Choice of reperfusion strategy
  • Time delay (both to first medical contact and potential PCI or fibrinolytic therapy) plays a major role in determining best management of STEMI.
  • In general, PCI is the treatment of choice, providing it can be performed promptly by a qualified interventional cardiologist in an appropriate facility.
  • In general, the maximum acceptable delay from presentation to balloon inflation is:
    • 60 minutes if a patient presents within 1 hour of symptom onset; or
    • 90 minutes if a patient presents later.
Note: for patients who present late (between 3 and 12 hours after symptom onset) to a facility without PCI capability, it is appropriate to consider transfer for primary PCI if balloon inflation can be achieved within 2 hours (including transport time).
  • All PCI facilities should be able to perform angioplasty within 90 minutes of patient presentation.
  • Fibrinolysis should be considered early if PCI is not readily available, particularly in rural and remote areas.
  • When there are major delays to hospitalisation (ie, more than 30 minutes), prehospital fibrinolysis should be considered.
  • Reperfusion is not routinely recommended in patients who present more than 12 hours after symptom onset and who are asymptomatic and haemodynamically stable.
Choice of fibrinolytic agent
  • Second-generation fibrin-specific fibrinolytic agents that are available as a bolus (ie, reteplase, tenecteplase) are the fibrinolytics of choice.
  • These agents should be available at all centres where fibrinolysis may be required.
  • Streptokinase is an inappropriate choice in Aboriginal and Torres Strait Islander patients, or in patients with previous exposure to the drug.
Management of patients with non-ST-segment-elevation acute coronary syndromes
  • All patients with non-ST-segment-elevation acute coronary syndromes (NSTEACS) should have their risk stratified to direct management decisions.
  • All patients with NSTEACS should be given aspirin, unless contraindicated.
  • High-risk patients with NSTEACS should be treated with aggressive medical management (including aspirin, clopidogrel, unfractionated heparin or subcutaneous enoxaparin, intravenous tirofiban or eptifibatide and a β-blocker), and arrangements should be made for coronary angiography and revascularisation, except in those with severe comorbidities.

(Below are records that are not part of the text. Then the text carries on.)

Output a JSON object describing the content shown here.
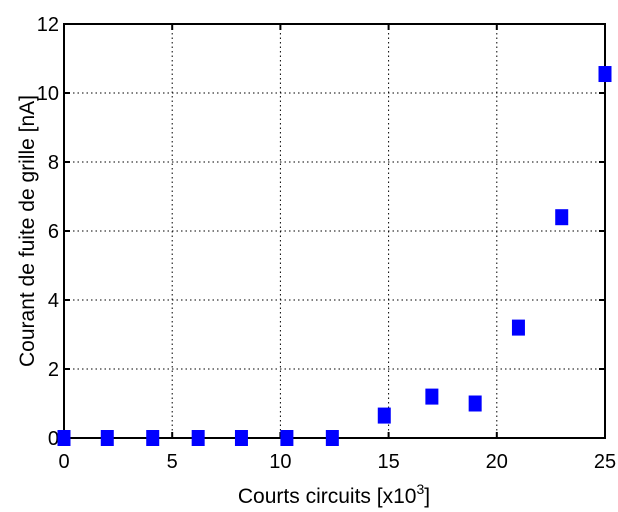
{
  "chart_data": {
    "type": "scatter",
    "xlabel": "Courts circuits [x10",
    "xlabel_sup": "3",
    "xlabel_end": "]",
    "ylabel": "Courant de fuite de grille [nA]",
    "xlim": [
      0,
      25
    ],
    "ylim": [
      0,
      12
    ],
    "xticks": [
      0,
      5,
      10,
      15,
      20,
      25
    ],
    "yticks": [
      0,
      2,
      4,
      6,
      8,
      10,
      12
    ],
    "grid": true,
    "marker": "square",
    "color": "#0000ff",
    "points": [
      {
        "x": 0,
        "y": 0
      },
      {
        "x": 2,
        "y": 0
      },
      {
        "x": 4.1,
        "y": 0
      },
      {
        "x": 6.2,
        "y": 0
      },
      {
        "x": 8.2,
        "y": 0
      },
      {
        "x": 10.3,
        "y": 0
      },
      {
        "x": 12.4,
        "y": 0
      },
      {
        "x": 14.8,
        "y": 0.65
      },
      {
        "x": 17,
        "y": 1.2
      },
      {
        "x": 19,
        "y": 1
      },
      {
        "x": 21,
        "y": 3.2
      },
      {
        "x": 23,
        "y": 6.4
      },
      {
        "x": 25,
        "y": 10.55
      }
    ]
  }
}
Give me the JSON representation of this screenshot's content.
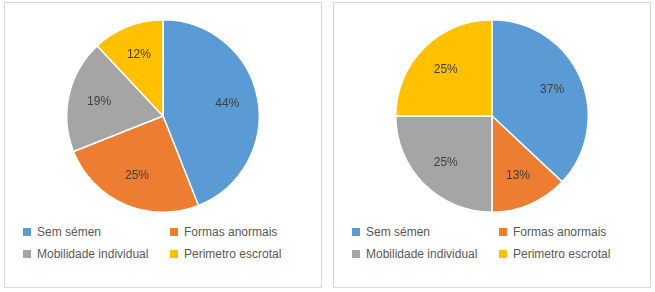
{
  "chart_data": [
    {
      "type": "pie",
      "categories": [
        "Sem sémen",
        "Formas anormais",
        "Mobilidade individual",
        "Perimetro escrotal"
      ],
      "values": [
        44,
        25,
        19,
        12
      ],
      "value_labels": [
        "44%",
        "25%",
        "19%",
        "12%"
      ],
      "colors": [
        "#5b9bd5",
        "#ed7d31",
        "#a5a5a5",
        "#ffc000"
      ],
      "data_labels": true,
      "legend": "bottom"
    },
    {
      "type": "pie",
      "categories": [
        "Sem sémen",
        "Formas anormais",
        "Mobilidade individual",
        "Perimetro escrotal"
      ],
      "values": [
        37,
        13,
        25,
        25
      ],
      "value_labels": [
        "37%",
        "13%",
        "25%",
        "25%"
      ],
      "colors": [
        "#5b9bd5",
        "#ed7d31",
        "#a5a5a5",
        "#ffc000"
      ],
      "data_labels": true,
      "legend": "bottom"
    }
  ]
}
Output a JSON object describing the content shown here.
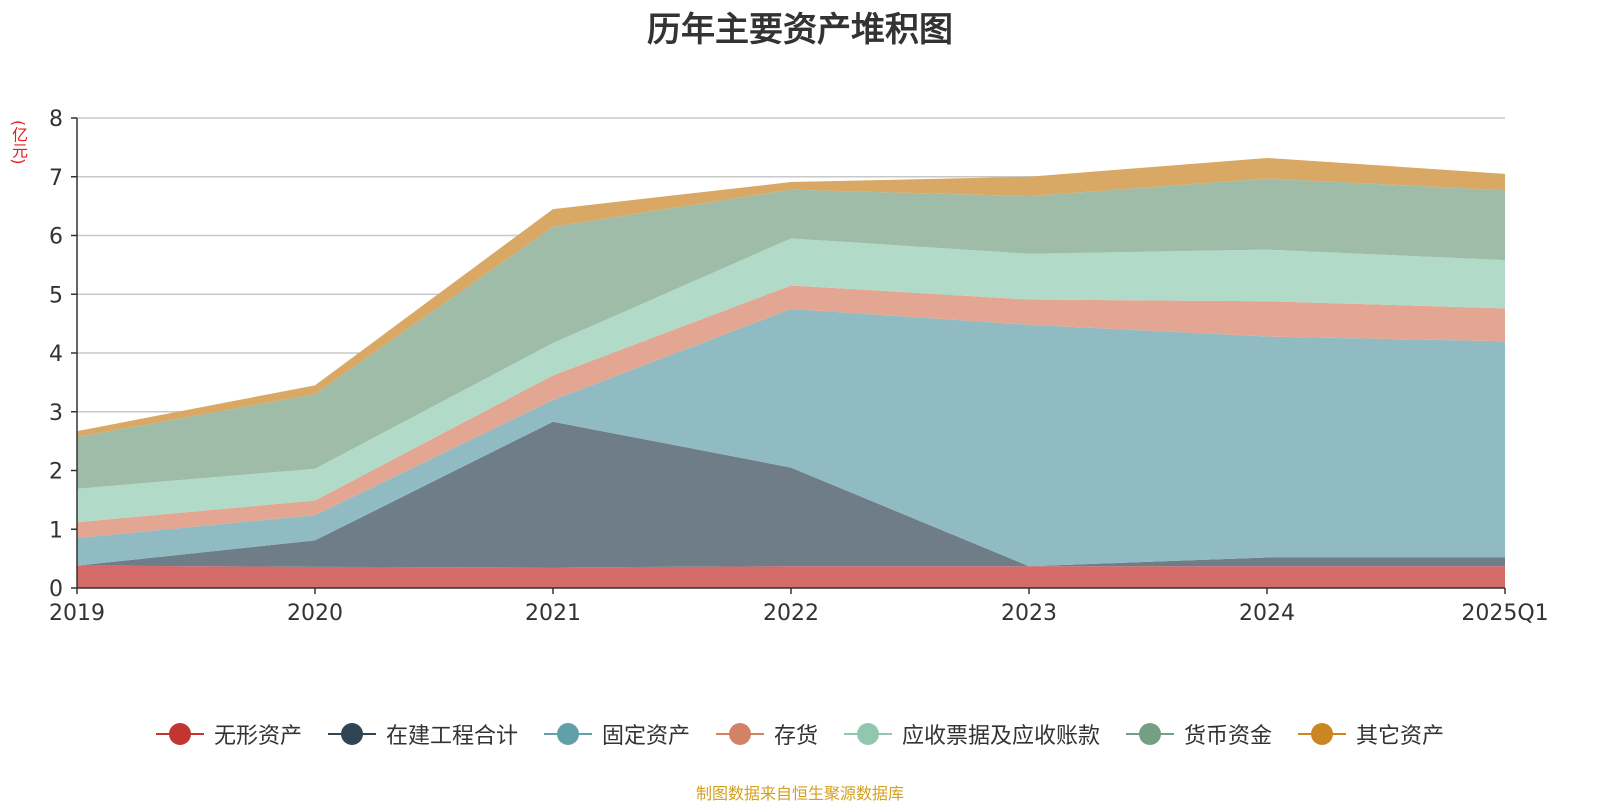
{
  "title": "历年主要资产堆积图",
  "unit_label": "(亿元)",
  "source": "制图数据来自恒生聚源数据库",
  "chart_data": {
    "type": "area",
    "stacked": true,
    "title": "历年主要资产堆积图",
    "ylabel": "(亿元)",
    "ylim": [
      0,
      8
    ],
    "yticks": [
      0,
      1,
      2,
      3,
      4,
      5,
      6,
      7,
      8
    ],
    "categories": [
      "2019",
      "2020",
      "2021",
      "2022",
      "2023",
      "2024",
      "2025Q1"
    ],
    "grid": true,
    "legend_position": "bottom",
    "series": [
      {
        "name": "无形资产",
        "color": "#c23531",
        "area_color": "#d46b69",
        "values": [
          0.38,
          0.36,
          0.35,
          0.37,
          0.37,
          0.37,
          0.37
        ]
      },
      {
        "name": "在建工程合计",
        "color": "#2f4554",
        "area_color": "#6f7d88",
        "values": [
          0.0,
          0.45,
          2.48,
          1.68,
          0.0,
          0.15,
          0.15
        ]
      },
      {
        "name": "固定资产",
        "color": "#61a0a8",
        "area_color": "#90bbc2",
        "values": [
          0.47,
          0.43,
          0.37,
          2.7,
          4.11,
          3.76,
          3.68
        ]
      },
      {
        "name": "存货",
        "color": "#d48265",
        "area_color": "#e2a692",
        "values": [
          0.27,
          0.25,
          0.42,
          0.4,
          0.43,
          0.6,
          0.56
        ]
      },
      {
        "name": "应收票据及应收账款",
        "color": "#91c7ae",
        "area_color": "#b1dbc8",
        "values": [
          0.57,
          0.54,
          0.55,
          0.8,
          0.78,
          0.88,
          0.82
        ]
      },
      {
        "name": "货币资金",
        "color": "#749f83",
        "area_color": "#9ebca8",
        "values": [
          0.88,
          1.27,
          1.98,
          0.83,
          0.98,
          1.21,
          1.19
        ]
      },
      {
        "name": "其它资产",
        "color": "#ca8622",
        "area_color": "#d9a864",
        "values": [
          0.1,
          0.15,
          0.3,
          0.13,
          0.33,
          0.35,
          0.28
        ]
      }
    ]
  }
}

  • Intermediate-risk patients with NSTEACS should undergo an accelerated diagnostic evaluation and further assessment to allow reclassification as low or high risk.
  • Low-risk patients with NSTEACS, after an appropriate period of observation and assessment, may be discharged on upgraded medical therapy for outpatient follow-up.
Long-term management after control of myocardial ischaemia
  • Before discharge, patients with an ACS should be initiated on a medication regimen, including antiplatelet agent(s), β-blocker, angiotensin-converting enzyme inhibitor, statin and other therapies as appropriate.
  • Patients should be given advice on lifestyle changes that will reduce the risk of further coronary heart disease (CHD) events, including smoking cessation, nutrition, alcohol, physical activity and weight management as relevant.
  • All patients should have access to, and be actively referred to, comprehensive ongoing prevention and cardiac rehabilitation services.
  • All patients should be provided with a written action plan for chest pain.
  • Depression and CHD frequently coexist, and in patients with CHD, the presence of depression is more likely to lead to poorer outcomes. Social isolation and lack of social support are also associated with worse outcomes. All patients with CHD should be assessed for depression and level of social support.